L’une des mesures de contrôle proposées est la création d’un groupe d’experts mondial indépendant sur la RAM, sur le modèle du Groupe d’experts intergouvernemental sur l’évolution du climat.
Les pays commencent à s’engager à financer cette initiative, alors que les avertissements font état d’un coût potentiel de la RAM pour l’économie mondiale pouvant atteindre 100 000 milliards de dollars d’ici 2050.
Les pays à revenu faible et intermédiaire, qui sont les plus touchés par la RAM, réclament des investissements accrus dans l’eau potable, l’assainissement, la lutte contre les infections et la vaccination des enfants. Ces besoins augmentent alors que les budgets de développement des pays riches diminuent.
L’Organisation mondiale de la santé (OMS) a publié le 3 septembre de nouvelles directives mondiales pour lutter contre la pollution par les antibiotiques et les déchets pharmaceutiques issus de la fabrication, un domaine pour l’instant peu réglementé. Il reste cependant à voir dans quelle mesure ces directives seront adoptées.
Dans un avertissement connexe, l’OMS a également souligné l’émergence d’une bactérie résistante aux médicaments, la Klebsiella pneumoniae (hvKp), une souche dangereuse qui a été détectée aux États-Unis et dans 15 autres pays.
Capable de provoquer des infections mortelles telles que la pneumonie, les infections urinaires, les infections sanguines et la méningite, le virus HVK représente une menace même pour les personnes dont le système immunitaire est sain. Les experts craignent que sa prévalence soit sous-estimée.
La menace de la résistance aux antimicrobiens
Imaginez un monde sans antibiotiques : une simple coupure de papier pourrait être fatale, et les opérations chirurgicales de routine, les problèmes de santé mineurs et l’accouchement présenteraient de graves risques. C’était notre réalité il y a moins de 100 ans, et nous pourrions y être à nouveau confrontés en raison de la résistance croissante aux antimicrobiens (RAM).
La résistance aux antibiotiques se produit lorsque les bactéries deviennent résistantes aux antibiotiques, ce qui donne naissance à des « superbactéries » qui peuvent provoquer des infections difficiles à traiter et potentiellement mortelles.

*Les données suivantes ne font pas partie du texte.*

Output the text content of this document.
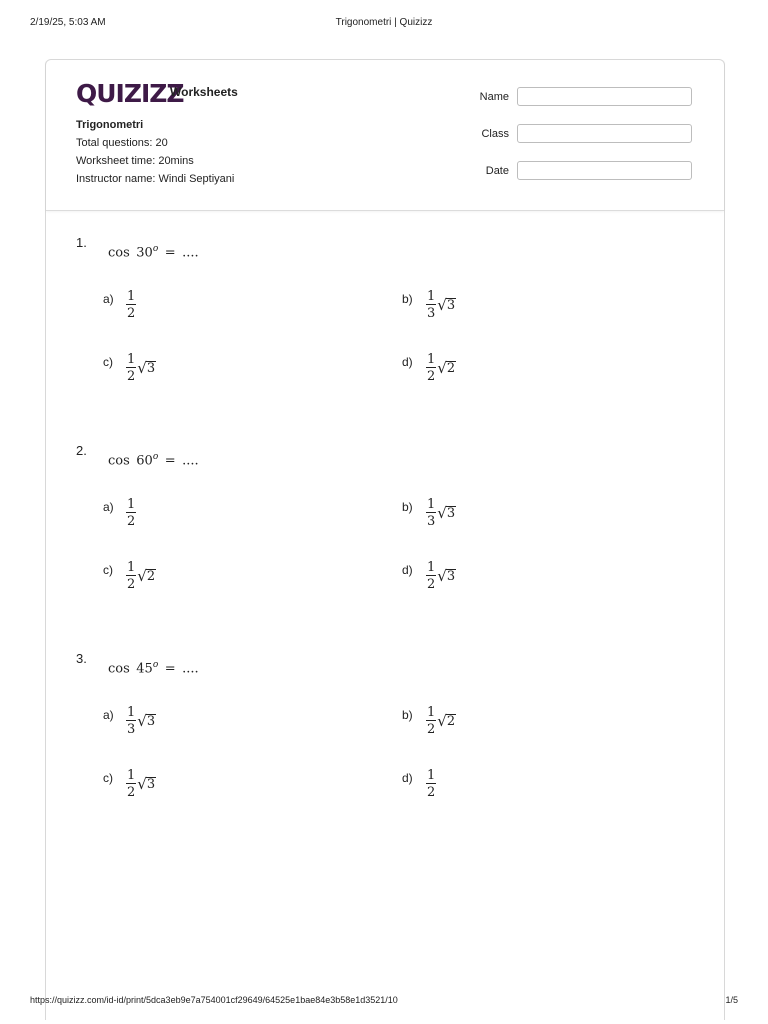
2/19/25, 5:03 AM	Trigonometri | Quizizz
QUIZIZZ
Worksheets
Trigonometri
Total questions: 20
Worksheet time: 20mins
Instructor name: Windi Septiyani
Name
Class
Date
1.
cos  30$^o$  =  ....
$a) \frac{1}{2}$	$b) \frac{1}{3}$ √ 3
$c) \frac{1}{2}$ √ 3	$d) \frac{1}{2}$ √ 2
2.
cos  60$^o$  =  ....
$a) \frac{1}{2}$	$b) \frac{1}{3}$ √ 3
$c) \frac{1}{2}$ √ 2	$d) \frac{1}{2}$ √ 3
3.
cos  45$^o$  =  ....
$a) \frac{1}{3}$ √ 3	$b) \frac{1}{2}$ √ 2
$c) \frac{1}{2}$ √ 3	$d) \frac{1}{2}$
https://quizizz.com/id-id/print/5dca3eb9e7a754001cf29649/64525e1bae84e3b58e1d3521/10	1/5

Si elles ne sont pas contrôlées, ces superbactéries pourraient nous empêcher de traiter efficacement les infections et de pratiquer des interventions chirurgicales qui pourraient sauver des vies.
À l’approche de la réunion mondiale de New York, il reste à voir si ces avertissements croissants inciteront les dirigeants mondiaux à prendre des mesures plus fortes et décisives contre la menace imminente de la RAM.